A novel NIPT assay covering the coding regions and proximal intronic regions of the cblC type MMA pathogenic gene MMACHC was developed. NIPT and IPD were performed, and the concordance rate achieved was 100.00% (27/27) after removing two QC-failed cases, indicating high sensitivity and specificity of the cSMART assay compared with IPD. In the future, advanced cSMART will be developed at an earlier testing gestational age with low fetal fraction; thus, pregnancy management and fetal treatment could be provided in the first trimester.

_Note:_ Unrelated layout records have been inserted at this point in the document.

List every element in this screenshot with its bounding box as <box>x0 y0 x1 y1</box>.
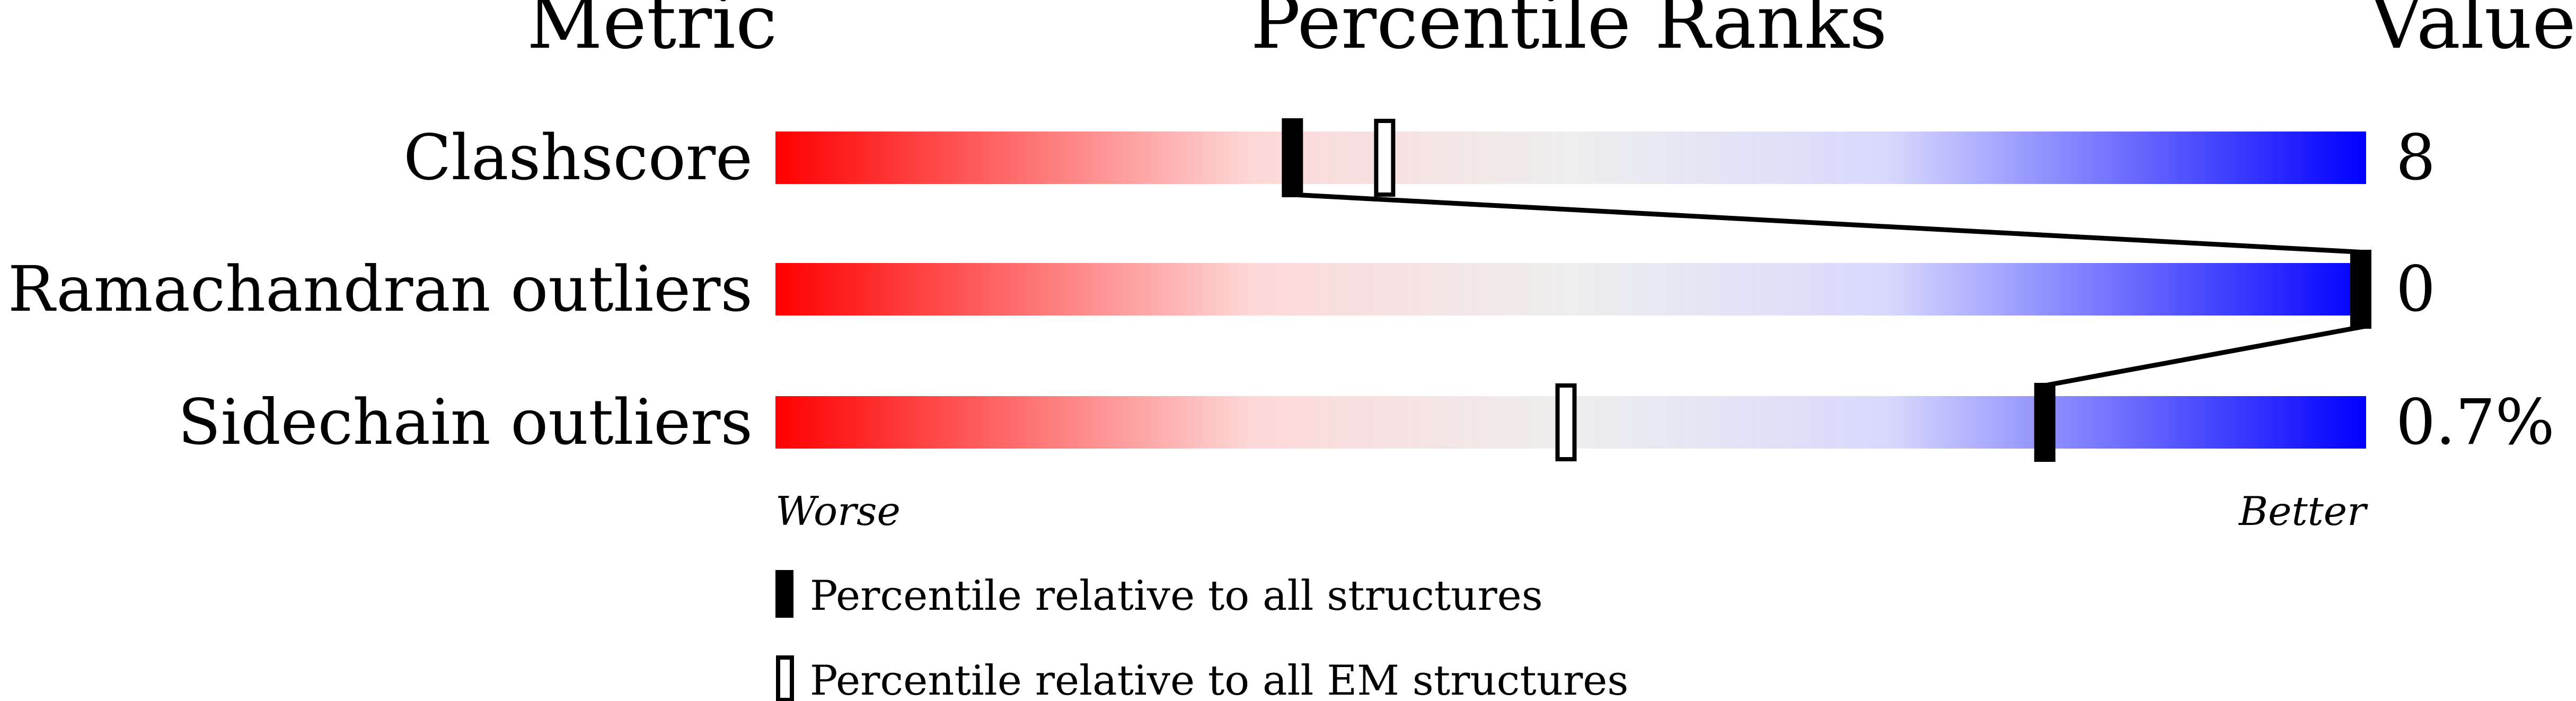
all-percentile-marker <box>1282 118 1303 197</box>
metric-label: Ramachandran outliers <box>8 252 753 326</box>
legend-all-swatch <box>775 570 793 618</box>
percentile-bar <box>775 263 2366 316</box>
value-header: Value <box>2368 0 2576 66</box>
metric-label: Sidechain outliers <box>178 385 753 459</box>
metric-value: 0 <box>2396 252 2436 326</box>
metric-header: Metric <box>527 0 778 66</box>
metric-label: Clashscore <box>403 121 753 194</box>
connector-line <box>1292 192 2367 255</box>
legend-all-label: Percentile relative to all structures <box>810 572 1543 620</box>
better-label: Better <box>2238 488 2368 534</box>
legend-em-label: Percentile relative to all EM structures <box>810 657 1628 701</box>
worse-label: Worse <box>775 488 901 534</box>
percentile-bar <box>775 132 2366 184</box>
em-percentile-marker <box>1555 383 1577 461</box>
ranks-header: Percentile Ranks <box>1250 0 1887 66</box>
em-percentile-marker <box>1374 119 1396 197</box>
legend-em-swatch <box>776 655 794 701</box>
metric-value: 0.7% <box>2396 385 2555 459</box>
connector-line <box>2044 323 2367 388</box>
all-percentile-marker <box>2034 383 2055 462</box>
metric-value: 8 <box>2396 121 2436 194</box>
all-percentile-marker <box>2350 250 2371 329</box>
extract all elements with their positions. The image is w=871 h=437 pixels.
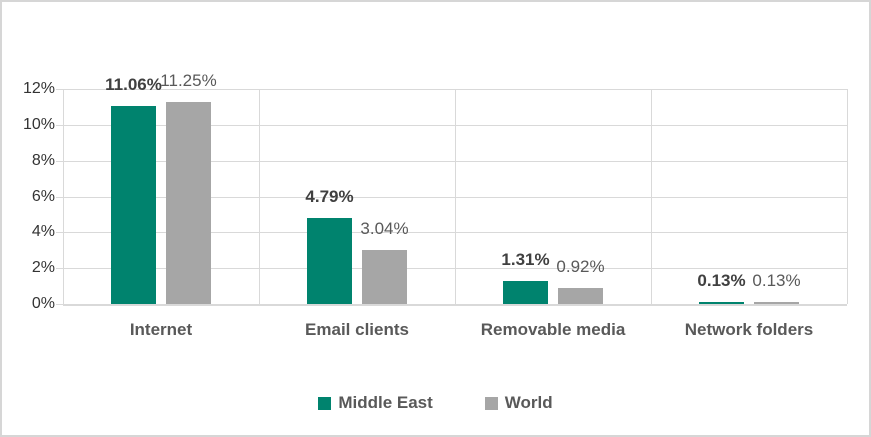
legend-item-middle-east: Middle East bbox=[318, 393, 433, 413]
data-label: 3.04% bbox=[360, 219, 409, 238]
y-tick-label: 12% bbox=[22, 80, 55, 97]
y-axis-tick bbox=[56, 125, 63, 126]
bar-middle-east bbox=[307, 218, 352, 304]
bar-middle-east bbox=[503, 281, 548, 304]
y-axis-tick bbox=[56, 268, 63, 269]
y-tick-label: 8% bbox=[31, 152, 55, 169]
data-label: 0.13% bbox=[697, 271, 746, 290]
category-boundary-gridline bbox=[651, 89, 652, 304]
category-boundary-gridline bbox=[259, 89, 260, 304]
legend: Middle East World bbox=[2, 392, 869, 414]
y-axis-tick bbox=[56, 304, 63, 305]
category-boundary-gridline bbox=[63, 89, 64, 304]
category-boundary-gridline bbox=[847, 89, 848, 304]
data-label: 4.79% bbox=[305, 187, 354, 206]
y-gridline bbox=[63, 304, 847, 306]
category-label: Network folders bbox=[684, 320, 814, 339]
legend-item-world: World bbox=[484, 393, 553, 413]
legend-label: World bbox=[504, 393, 553, 412]
category-label: Removable media bbox=[480, 320, 626, 339]
data-label: 11.06% bbox=[105, 75, 162, 94]
y-axis-tick bbox=[56, 197, 63, 198]
bar-middle-east bbox=[699, 302, 744, 304]
bar-world bbox=[558, 288, 603, 304]
y-axis-tick bbox=[56, 161, 63, 162]
legend-swatch bbox=[484, 396, 498, 410]
bar-world bbox=[362, 250, 407, 304]
y-tick-label: 10% bbox=[22, 116, 55, 133]
y-axis-tick bbox=[56, 232, 63, 233]
y-axis-tick bbox=[56, 89, 63, 90]
data-label: 11.25% bbox=[160, 71, 217, 90]
data-label: 0.92% bbox=[556, 257, 605, 276]
category-label: Email clients bbox=[305, 320, 409, 339]
category-boundary-gridline bbox=[455, 89, 456, 304]
category-label: Internet bbox=[129, 320, 193, 339]
bar-middle-east bbox=[111, 106, 156, 304]
y-tick-label: 0% bbox=[31, 295, 55, 312]
y-tick-label: 2% bbox=[31, 259, 55, 276]
data-label: 1.31% bbox=[501, 250, 550, 269]
legend-swatch bbox=[318, 396, 332, 410]
bar-world bbox=[166, 102, 211, 304]
y-tick-label: 6% bbox=[31, 188, 55, 205]
data-label: 0.13% bbox=[752, 271, 801, 290]
bar-world bbox=[754, 302, 799, 304]
legend-label: Middle East bbox=[338, 393, 433, 412]
y-tick-label: 4% bbox=[31, 223, 55, 240]
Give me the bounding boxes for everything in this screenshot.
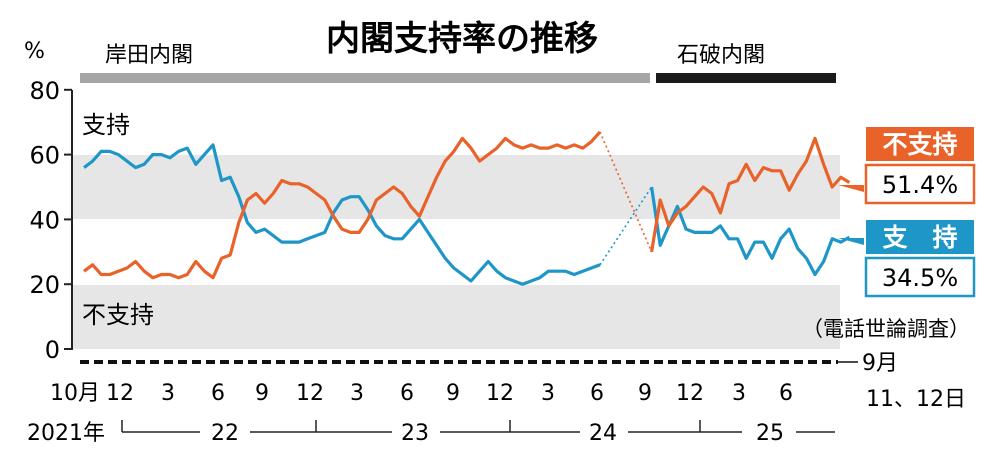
x-month-label: 3 <box>350 381 364 406</box>
x-year-labels: 2021年 22 23 24 25 <box>27 420 835 446</box>
x-month-label: 12 <box>486 381 514 406</box>
band-0-20 <box>72 285 840 349</box>
x-month-label: 6 <box>211 381 225 406</box>
chart-title: 内閣支持率の推移 <box>326 19 598 59</box>
y-tick-label: 80 <box>29 77 60 105</box>
data-lines <box>83 130 851 286</box>
x-month-label: 9 <box>638 381 652 406</box>
y-unit: % <box>24 39 45 64</box>
latest-days: 11、12日 <box>866 387 966 412</box>
x-month-label: 6 <box>590 381 604 406</box>
x-month-label: 9 <box>255 381 269 406</box>
kishida-cabinet-bar <box>80 73 650 83</box>
approve-line-kishida <box>83 143 601 286</box>
x-year-label: 25 <box>756 421 784 446</box>
ishiba-cabinet-bar <box>656 73 836 83</box>
y-tick-label: 40 <box>29 206 60 234</box>
legend-approve-name: 支 持 <box>882 223 957 252</box>
x-month-label: 12 <box>106 381 134 406</box>
kishida-cabinet-label: 岸田内閣 <box>105 43 193 68</box>
x-month-labels: 10月 12 3 6 9 12 3 6 9 12 3 6 9 12 3 6 <box>50 381 793 406</box>
band-40-60 <box>72 155 840 219</box>
x-month-label: 12 <box>676 381 704 406</box>
x-year-label: 2021年 <box>27 421 105 446</box>
legend-disapprove-name: 不支持 <box>882 130 957 159</box>
ishiba-cabinet-label: 石破内閣 <box>677 43 765 68</box>
x-month-label: 3 <box>732 381 746 406</box>
approve-line-ishiba <box>650 186 851 277</box>
x-month-label: 6 <box>779 381 793 406</box>
x-month-label: 3 <box>161 381 175 406</box>
y-tick-label: 0 <box>45 336 60 364</box>
legend-disapprove: 不支持 51.4% <box>838 127 976 205</box>
y-tick-label: 20 <box>29 271 60 299</box>
x-month-label: 9 <box>446 381 460 406</box>
source-note: （電話世論調査） <box>802 317 970 341</box>
y-tick-label: 60 <box>29 142 60 170</box>
x-year-label: 23 <box>401 421 429 446</box>
legend-approve-value: 34.5% <box>882 264 958 292</box>
x-month-label: 6 <box>400 381 414 406</box>
approve-inline-label: 支持 <box>82 111 130 139</box>
legend-disapprove-value: 51.4% <box>882 171 958 199</box>
x-month-label: 10月 <box>50 381 100 406</box>
latest-month: 9月 <box>862 351 898 376</box>
x-month-label: 3 <box>541 381 555 406</box>
approve-line-transition <box>599 186 653 266</box>
disapprove-inline-label: 不支持 <box>82 301 154 329</box>
legend-approve: 支 持 34.5% <box>838 220 976 298</box>
y-ticks: 0 20 40 60 80 <box>29 77 72 364</box>
x-year-label: 24 <box>589 421 617 446</box>
disapprove-line-transition <box>599 131 653 253</box>
x-year-label: 22 <box>211 421 239 446</box>
x-month-label: 12 <box>296 381 324 406</box>
disapprove-line-kishida <box>83 130 602 280</box>
disapprove-line-ishiba <box>650 136 851 253</box>
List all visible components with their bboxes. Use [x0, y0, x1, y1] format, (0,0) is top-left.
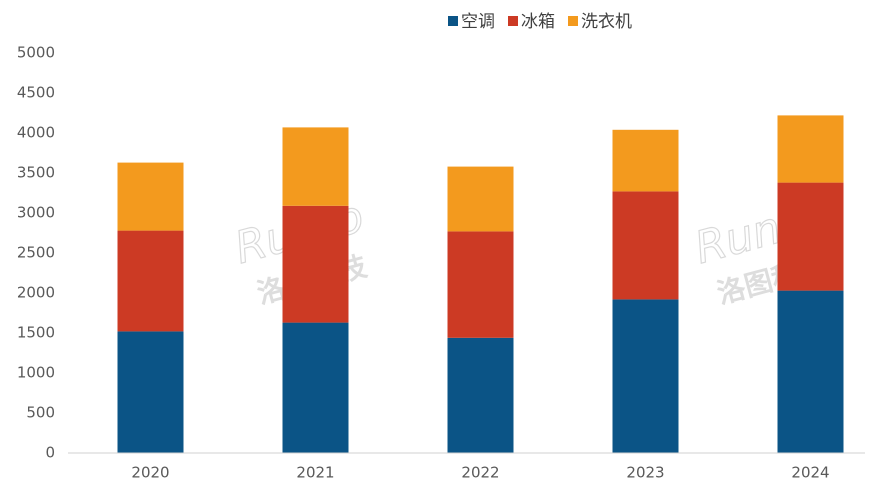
- bar-segment: [612, 191, 679, 300]
- bar-segment: [282, 322, 349, 453]
- bar-segment: [117, 162, 184, 231]
- bar-segment: [282, 127, 349, 206]
- bar-segment: [612, 129, 679, 192]
- bar-segment: [777, 182, 844, 291]
- bar-segment: [117, 331, 184, 453]
- y-tick-label: 2500: [17, 244, 55, 262]
- legend-label: 冰箱: [521, 12, 555, 32]
- legend-swatch: [568, 16, 578, 26]
- bar-segment: [117, 230, 184, 332]
- legend-label: 空调: [461, 12, 495, 32]
- y-tick-label: 2000: [17, 284, 55, 302]
- x-tick-label: 2023: [626, 464, 664, 482]
- x-tick-label: 2020: [131, 464, 169, 482]
- legend-swatch: [448, 16, 458, 26]
- y-tick-label: 5000: [17, 44, 55, 62]
- y-tick-label: 1000: [17, 364, 55, 382]
- bar-segment: [447, 166, 514, 232]
- y-tick-label: 0: [45, 444, 55, 462]
- legend: 空调 冰箱 洗衣机: [448, 12, 632, 32]
- bar-segment: [777, 290, 844, 453]
- bar-segment: [282, 205, 349, 323]
- bar-segment: [777, 115, 844, 183]
- y-tick-label: 1500: [17, 324, 55, 342]
- x-tick-label: 2024: [791, 464, 829, 482]
- bar-segment: [447, 231, 514, 338]
- y-tick-label: 3500: [17, 164, 55, 182]
- bar-segment: [612, 299, 679, 453]
- y-tick-label: 3000: [17, 204, 55, 222]
- y-tick-label: 4000: [17, 124, 55, 142]
- legend-swatch: [508, 16, 518, 26]
- legend-label: 洗衣机: [581, 12, 632, 32]
- x-tick-label: 2021: [296, 464, 334, 482]
- x-tick-label: 2022: [461, 464, 499, 482]
- y-tick-label: 4500: [17, 84, 55, 102]
- y-tick-label: 500: [26, 404, 55, 422]
- bar-segment: [447, 337, 514, 453]
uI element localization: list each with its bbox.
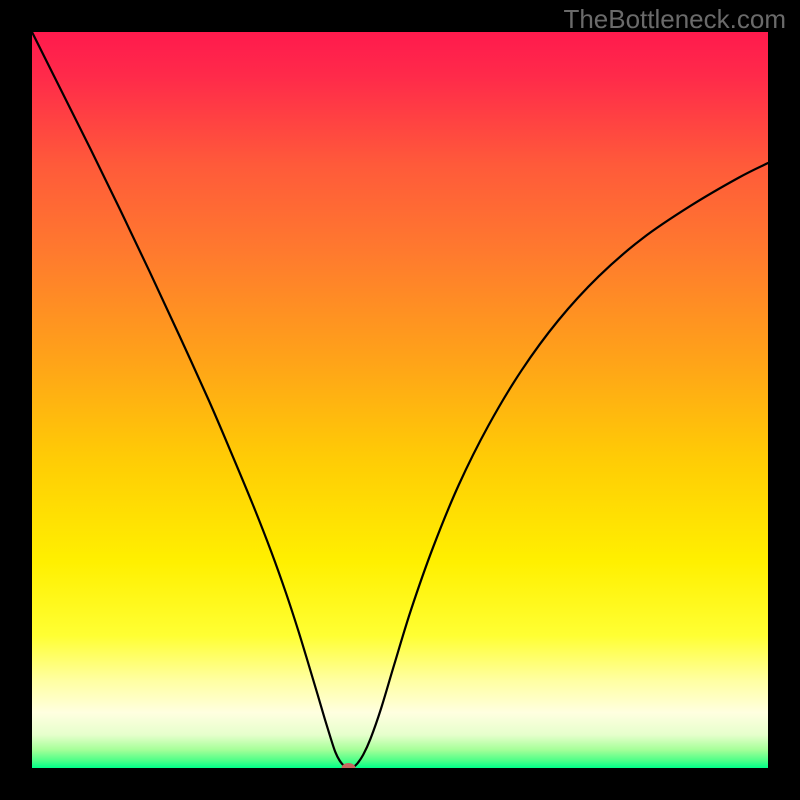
bottleneck-plot [32, 32, 768, 768]
plot-background [32, 32, 768, 768]
watermark-text: TheBottleneck.com [563, 4, 786, 35]
chart-frame: TheBottleneck.com [0, 0, 800, 800]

Combined with long-read sequencing or other analysis algorithm, cSMART could also be used for NIPT for pseudogene, exon(s) or large genomic fragment deletion/duplication, and other complex conditions. Existing NIPT studies for monogenic disorders indicate that cSMART is accurate and universal, with high prospects for clinical application.